The August 14, 1984 order is affirmed.
NOTES
[1] At the time it filed its petition, Manville estimated that millions of people had been exposed to asbestos before the filing of the petition. Because of the long latency period for asbestos-related diseases, hundreds of thousands of these people may contract asbestos-related diseases in the next twenty to thirty years. See In re Johns-Manville Corp., 36 B.R. 727, 729 (Bankr.S.D.N.Y. 1984) (Correlated Decision No. 1). According to a study commissioned by Manville and conducted by the Epidemiological Research Institute, from 1982 on about 45,000 suits would be filed against Manville for asbestos-related injuries, with a low estimate of 30,000 suits and an upper estimate of about 120,000 suits. See In re Johns-Manville Corp., 36 B.R. at 743, 746 (Bankr.S.D. N.Y.1984) (Correlated Decision No. 2).
[2] At the time of the January 23, 1984 order, 28 U.S.C. § 148 provided that "[a] bankruptcy court shall have the powers of a court of equity, law and admiralty. . . ." This provision was repealed by the Bankruptcy Amendments and Federal Judgeship Act of 1984, P.L. 98-353 (Enacted July 10, 1984). In addition, 11 U.S.C. § 105(a) provided, at the time of the January 23 decision, that the "bankruptcy court may issue any order, process, or judgment that is necessary or appropriate to carry out the provisions of this title." Section 105(a) was also amended by the 1984 Amendments to eliminate the word "bankruptcy," thus effectively vesting the equitable power in the district court.

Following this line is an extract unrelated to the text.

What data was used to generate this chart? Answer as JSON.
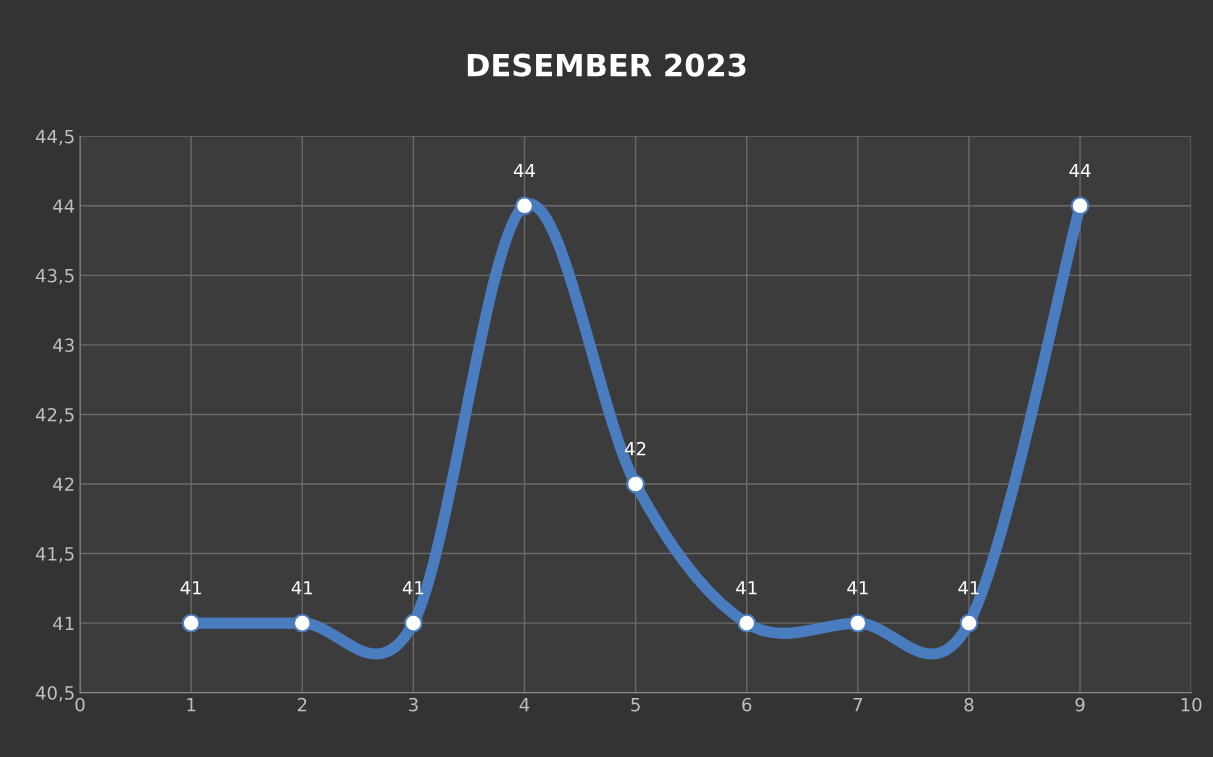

[3] Section 1103(c) of the Bankruptcy Code provides:
A committee appointed under section 1102 of this title may
(1) consult with the trustee or debtor in possession concerning administration of the case;
(2) investigate the acts, conduct, assets, liabilities, and financial condition of the debtor, the operation of the debtor's business and the desirability of the continuance of such business, and any other matter relevant to the case or to the formulation of a plan;
(3) participate in the formulation of a plan, advise those represented by such committee of such committee's recommendations as to any plan formulated, and collect and file with the court acceptances of a plan;
(4) request the appointment of a trustee or examiner under section 1104 of this title, if a trustee or examiner, as the case may be, has not previously been appointed under this chapter in this case; and
(5) perform such other services as are in the interests of those represented.
[4] The UNR court also authorized the representative to exercise the powers of a committee. See UNR, 46 B.R. at 675. The Third Circuit in Amatex left the issue of the form and function of the representative to the bankruptcy court to decide. Neither court decided whether the future claims are dischargeable.
[5] The Seventh Circuit has also recognized that parties cannot appeal solely from a possible implication of a decision. See UNR, 725 F.2d at 1116. (A party "cannot appeal from the implications of what a judge does as distinct from the actual order he enters.")
[6] The appellants conceded during oral argument that the impact of the future claims will be an important consideration in determining the "feasibility" of any proposed plan. Under § 1129(a)(11) of the Bankruptcy Code, the confirmation of a plan requires a finding that the proposed plan "is not likely" to lead to "liquidation, or further reorganization, of the debtor."
[7] Some of the powers or duties listed in § 1103, such as the duty to "collect and file with the court acceptances of a plan" may be inconsistent with the notion that future claimants may not be creditors with dischargeable claims. To the extent these duties are inconsistent with the proper definition of the future claimants, they can be ignored.